このような整理には箱庭療法的なところがあり、ゆえにセラピー的な効果を発揮する場合があるわけですが、病んでいるみなさんには朗報で、批評は、自分を癒やすために書かれることがある一方で、さらに深く自分を傷つけるために書かれることも可能です。だから批評は危険な営みであって、criticの二つの意味、すなわち批評=危機ということがより実感されるようになるわけです。いずれにしても本当に重要なことは、治癒も負傷も結果のバリエーションであって、批評によって起こることの本質は変容だということです。
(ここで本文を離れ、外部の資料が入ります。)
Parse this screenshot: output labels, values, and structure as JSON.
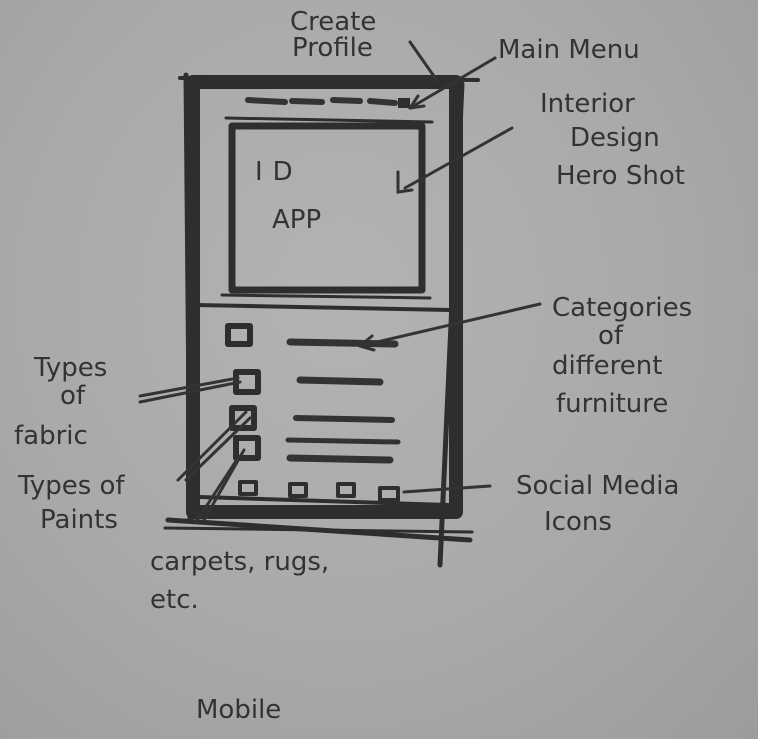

だから、批評文の形を取っていても、変容がないものはつまらないことが多いです。面白いものを書こうとする上でも、変容の契機に敏感であることは大切です。そのためには、そもそも変容が本質的に重要なことであるのを知っておくことが役立つでしょう。

作品にかこつけた自分語りは批評ではないーー。ちょっと批評について知っている向きからはそういう指摘もあるかもしれませんが、それは作品と自分が結びついていないからだと思います。もっといえば、この作品が自分にとって大切だったということを軸に起きたことを説明しているだけでは批評にはならなくて、そこに変容の契機がなければ、書かれている文章も静的な説明に留まらざるを得ません。そして、その意味でいえば、好きなもの擁護は僕の見立てでは十分に立派な批評と足り得ます。まあ、他にも色々あるのですが、批評は、そして文章に向き合うことは本当にいいもので、そして危ないものです。ですから、虚脱の泥濘に足を取られているときほど、あなたの助けになってくれると思います。